Evet, karar geç çıktı; evet, iftar koşturmacasına denk geldi; tamam da bu matbuatın ‘isterse’ nasıl hazırlıklı olabildiğini bilmeyen yok.
bu biçimde bu ‘düşük profilli’ yekpare tavrın kendisinde bir mana aranabilir mi?
ŞİİRLER SÖZLERLE YAZILIR…
Yahya Kemal’in 1950’lerdeki bir sohbetinden iktibasla aktarılan bir anekdot vardır. Ünlü Fransız ressam Degas ünlü Fransız şair Mallarmé’ye şöyleki sorar bir gün:
“Fransızcayı, vezni, kafiyeyi biliyorum. üstelik birtakım fikirlerim de var. ama yazdığım şeyler şiire benzemiyor; sanki niye?”
Mallarmé’nin karşılığı ilham vericidir:
“Şiir fikirlerle değil, sözlerle yazılır.”
Şiirle gazete manşetlerinin ne alakası var denebilir alışılmış. Burada değerli olan galiba, ortaya bir ‘ürün’ çıkması için fikirlerin kâfi olmadığını, somut aletler olarak sözcüklerin gerektiği tarafındaki maddi bakış. Üstelik bir adım daha atarsak matbuatın bugünkü manzarası açısından daha elverişli bir yere gelebiliriz.
Şair İlhan Berk bir yerde şu biçimde bir şey söyler: “Şiir, içine aldığı sözcüklerle değil, haricinde bıraktığı sözcüklerle yazılır.”
Sanki iktidar basınının bugünkü Seyahat performansına da bu biçimde bir diyalektik ile mi bakmalı? Husustan, “şimdilik” kaçınmanın kendisi en önemli bir tavır mudur? Çok sert bir sonucun daha kuvvetli bir medya takviyesine muhtaçlığı olduğu açık çünkü. her neyse, tahminen de yarınki gazetelerde başlayacaktır taarruz, bekleyelim.
Lakin biz bugüne, en sıcak, en taze yansılara bakalım istedik.

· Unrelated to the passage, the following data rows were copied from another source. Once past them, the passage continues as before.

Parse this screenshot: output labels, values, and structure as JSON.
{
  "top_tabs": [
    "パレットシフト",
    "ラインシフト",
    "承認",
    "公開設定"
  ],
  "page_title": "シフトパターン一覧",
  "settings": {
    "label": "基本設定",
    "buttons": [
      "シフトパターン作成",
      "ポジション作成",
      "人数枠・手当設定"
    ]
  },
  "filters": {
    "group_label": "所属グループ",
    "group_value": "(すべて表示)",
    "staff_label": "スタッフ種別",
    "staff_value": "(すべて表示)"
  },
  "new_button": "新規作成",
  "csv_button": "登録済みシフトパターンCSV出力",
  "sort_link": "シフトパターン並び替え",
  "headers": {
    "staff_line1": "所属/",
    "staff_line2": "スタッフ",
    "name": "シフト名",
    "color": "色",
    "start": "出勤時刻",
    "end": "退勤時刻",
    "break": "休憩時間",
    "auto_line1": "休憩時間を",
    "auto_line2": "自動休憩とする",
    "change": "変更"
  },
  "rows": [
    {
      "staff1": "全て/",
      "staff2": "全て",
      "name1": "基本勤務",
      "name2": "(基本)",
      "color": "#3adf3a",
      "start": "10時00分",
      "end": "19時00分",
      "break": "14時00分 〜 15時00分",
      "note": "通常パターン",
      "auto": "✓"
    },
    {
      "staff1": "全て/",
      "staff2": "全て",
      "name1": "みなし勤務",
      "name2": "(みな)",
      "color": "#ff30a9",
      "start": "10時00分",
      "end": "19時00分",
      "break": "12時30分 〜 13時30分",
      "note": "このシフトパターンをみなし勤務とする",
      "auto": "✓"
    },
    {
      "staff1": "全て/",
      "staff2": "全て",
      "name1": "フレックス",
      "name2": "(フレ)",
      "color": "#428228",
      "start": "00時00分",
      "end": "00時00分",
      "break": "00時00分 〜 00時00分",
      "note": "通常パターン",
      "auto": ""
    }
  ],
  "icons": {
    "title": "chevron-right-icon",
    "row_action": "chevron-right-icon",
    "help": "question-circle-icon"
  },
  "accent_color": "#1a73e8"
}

Tamam, karar akşamüzeri, üstelik iftara bir saat kadar kalmışken verildi. Bu, hem artık “az satan ve yükü internete veren” gazeteler için tıpkı vakitte “iftar toplumsallaşmaları ile beslenen” müellifler için handikaplı bir vakitti elbette. Lakin dünkü duruşmadan karar çıkacağı biliniyordu ve bu sonucun ne istikamette olacağı da az epey kestiriliyordu. Hele ki yargı ve siyaset ‘kulisleri’ne daha yakın olduğu bilinen hükümet destekçisi gazetelerin yazı işleri ve muharrirleri için sonucu ‘kestirme işinin’ daha kolay olmasını beklemek abesle iştigal olmamalı.
‘BÜYÜKLER’DE SOL ALT KÖŞEDE
Lakin hükümet medyasında hususun, biraz ‘hazırlıksız’ imajı verecek biçimde, hani neredeyse alelusul bir geçiştirme ile ele alındığı görülüyor. ‘Büyük’ler, güya sözleşmişçesine, birinci sayfaların sol alt kısmına gömmüşler haberi: Sabah, Hürriyet ve Milliyet’te, neredeyse birebir başlıkla (“Kavala’ya müebbet” üzere düz denebilecek bir başlık ile) verilmiş haber. Türkiye, Yeni Şafak, Akit, Akşam gazeteleri de benzeri başlıklarla ve sayfanın sağında ya da solunda küçük kutucuklarla görmüş.
hiç bir gazetede mevzuyla ilgili tek bir köşe yazısı bile yok.
Evet, karar geç çıktı; evet, iftar koşturmacasına denk geldi; tamam da bu matbuatın ‘isterse’ nasıl hazırlıklı olabildiğini bilmeyen yok.
bu biçimde bu ‘düşük profilli’ yekpare tavrın kendisinde bir mana aranabilir mi?
ŞİİRLER SÖZLERLE YAZILIR…
Yahya Kemal’in 1950’lerdeki bir sohbetinden iktibasla aktarılan bir anekdot vardır. Ünlü Fransız ressam Degas ünlü Fransız şair Mallarmé’ye şöyleki sorar bir gün:
“Fransızcayı, vezni, kafiyeyi biliyorum. üstelik birtakım fikirlerim de var. ama yazdığım şeyler şiire benzemiyor; sanki niye?”
Mallarmé’nin karşılığı ilham vericidir:
“Şiir fikirlerle değil, sözlerle yazılır.”
Şiirle gazete manşetlerinin ne alakası var denebilir alışılmış. Burada değerli olan galiba, ortaya bir ‘ürün’ çıkması için fikirlerin kâfi olmadığını, somut aletler olarak sözcüklerin gerektiği tarafındaki maddi bakış. Üstelik bir adım daha atarsak matbuatın bugünkü manzarası açısından daha elverişli bir yere gelebiliriz.
Şair İlhan Berk bir yerde şu biçimde bir şey söyler: “Şiir, içine aldığı sözcüklerle değil, haricinde bıraktığı sözcüklerle yazılır.”
Sanki iktidar basınının bugünkü Seyahat performansına da bu biçimde bir diyalektik ile mi bakmalı? Husustan, “şimdilik” kaçınmanın kendisi en önemli bir tavır mudur? Çok sert bir sonucun daha kuvvetli bir medya takviyesine muhtaçlığı olduğu açık çünkü. her neyse, tahminen de yarınki gazetelerde başlayacaktır taarruz, bekleyelim.